In this study, a total of 47 patients were analyzed and grouped based on their tumor type as either adenomas (38 patients) or non-adenomas (nine patients). Patient characteristics including age, gender, height, weight, BMI, glucose levels, fasting duration, and FDG-18 uptake values were collected. The only significant difference observed between the two groups was in gender distribution. The non-adenomas group had a higher proportion of females (67%) than males (33%), while the adenomas group had a higher proportion of males (58%) than females (42%).
This research analysis data for the patients who have a mass in one side of the adrenal gland of both adenomas and non-adenomas groups showed that the adrenal mass activity 3D (MBq) for the adenomas group was significantly higher than the non-adenomas group. In adrenal mass activity 2D (MBq), the non-adenomas group had a significantly higher value than the adenomas group. The maximal standard uptake values (SUV) (MBq/ml) for the non-adenomas group had a greater significant mean value than the adenomas group. In this study, the injected dose (ID) of 18- FDG given to patient shows that there is no significant correlation between the injected dose of FDG-18 and the Adrenal mass activity in 3 Dimensions (MBq), Adrenal mass activity in 2 Dimensions (MBq), and the maximum standard uptake values (SUV) (MBq/ml) for both groups with a mass in one side.
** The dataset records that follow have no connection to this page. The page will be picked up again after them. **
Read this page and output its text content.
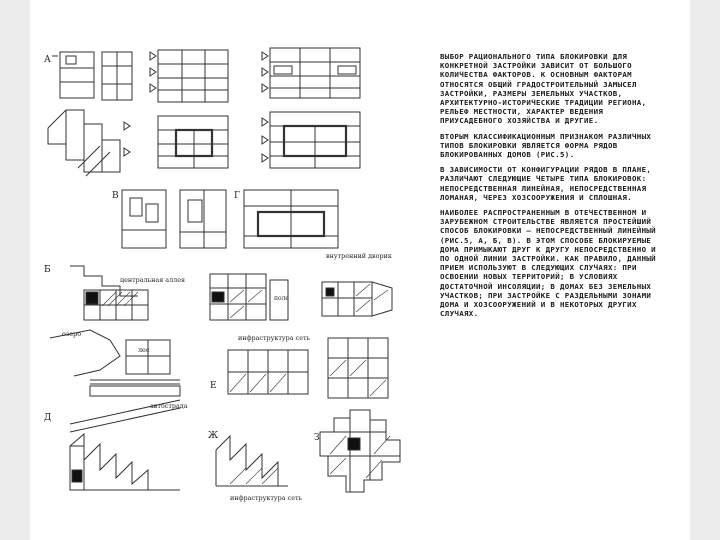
А
В	Г
Б
центральная аллея
поле
внутренний дворик
озеро
лес
инфраструктура сеть
Е
Д
автострада
Ж
инфраструктура сеть
З

ВЫБОР РАЦИОНАЛЬНОГО ТИПА БЛОКИРОВКИ ДЛЯ КОНКРЕТНОЙ ЗАСТРОЙКИ ЗАВИСИТ ОТ БОЛЬШОГО КОЛИЧЕСТВА ФАКТОРОВ. К ОСНОВНЫМ ФАКТОРАМ ОТНОСЯТСЯ ОБЩИЙ ГРАДОСТРОИТЕЛЬНЫЙ ЗАМЫСЕЛ ЗАСТРОЙКИ, РАЗМЕРЫ ЗЕМЕЛЬНЫХ УЧАСТКОВ, АРХИТЕКТУРНО-ИСТОРИЧЕСКИЕ ТРАДИЦИИ РЕГИОНА, РЕЛЬЕФ МЕСТНОСТИ, ХАРАКТЕР ВЕДЕНИЯ ПРИУСАДЕБНОГО ХОЗЯЙСТВА И ДРУГИЕ.

ВТОРЫМ КЛАССИФИКАЦИОННЫМ ПРИЗНАКОМ РАЗЛИЧНЫХ ТИПОВ БЛОКИРОВКИ ЯВЛЯЕТСЯ ФОРМА РЯДОВ БЛОКИРОВАННЫХ ДОМОВ (РИС.5).

В ЗАВИСИМОСТИ ОТ КОНФИГУРАЦИИ РЯДОВ В ПЛАНЕ, РАЗЛИЧАЮТ СЛЕДУЮЩИЕ ЧЕТЫРЕ ТИПА БЛОКИРОВОК: НЕПОСРЕДСТВЕННАЯ ЛИНЕЙНАЯ, НЕПОСРЕДСТВЕННАЯ ЛОМАНАЯ, ЧЕРЕЗ ХОЗСООРУЖЕНИЯ И СПЛОШНАЯ.

НАИБОЛЕЕ РАСПРОСТРАНЕННЫМ В ОТЕЧЕСТВЕННОМ И ЗАРУБЕЖНОМ СТРОИТЕЛЬСТВЕ ЯВЛЯЕТСЯ ПРОСТЕЙШИЙ СПОСОБ БЛОКИРОВКИ — НЕПОСРЕДСТВЕННЫЙ ЛИНЕЙНЫЙ (РИС.5, А, Б, В). В ЭТОМ СПОСОБЕ БЛОКИРУЕМЫЕ ДОМА ПРИМЫКАЮТ ДРУГ К ДРУГУ НЕПОСРЕДСТВЕННО И ПО ОДНОЙ ЛИНИИ ЗАСТРОЙКИ. КАК ПРАВИЛО, ДАННЫЙ ПРИЕМ ИСПОЛЬЗУЮТ В СЛЕДУЮЩИХ СЛУЧАЯХ: ПРИ ОСВОЕНИИ НОВЫХ ТЕРРИТОРИЙ; В УСЛОВИЯХ ДОСТАТОЧНОЙ ИНСОЛЯЦИИ; В ДОМАХ БЕЗ ЗЕМЕЛЬНЫХ УЧАСТКОВ; ПРИ ЗАСТРОЙКЕ С РАЗДЕЛЬНЫМИ ЗОНАМИ ДОМА И ХОЗСООРУЖЕНИЙ И В НЕКОТОРЫХ ДРУГИХ СЛУЧАЯХ.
While the PET portion of PET/CT has been well-established, the best way to describe adrenal lesions is still up for dispute. Our study agreed with study, who evaluated 175 adrenal lesions in 150 patients by PET/CT, showed relatively high-test specificity (92%) when quantitative SUV PET data were used (which increased to 98% when CT densitometry was incorporated). On the other hand, in Caoili et al. study of 38 patients, the SUV test specificity to detect malignant disease was only 78% . Similar to our results, SUV test specificity to detect malignant disease was only 75% in a small study in 14 patients. That is in contrast with previous study finding by, Caoili et al. found that the use of the maximum SUV was not helpful in discriminating benign from malignant lesions .
Many neoplasms have elevated glucose metabolism, which may be detected by the functional imaging technique 18F-FDG PET. Evidence suggests that adrenal metastases may be distinguished from adenomas using 18F-FDG PET. With the enhanced uptake on 18F-FDG PET of 14 malignant adrenal lesions, adrenal metastasis was detected with a sensitivity and specificity of 100% in a prospective investigation of 24 adrenal masses in patients with known malignancy .
In summary, 18F-FDG PET/CT is a dependable non-invasive imaging modality that incorporates established CT attenuation criteria along with meticulous examination of FDG activity. It can effectively differentiate between benign and malignant adrenal masses in patients with suspected cancer who present with unilateral adrenal mass. Additionally, 18F-FDG PET/CT can be employed for the assessment of adrenal masses in patients without malignancy. This approach provides a useful diagnostic tool for evaluating adrenal masses in a non-invasive manner.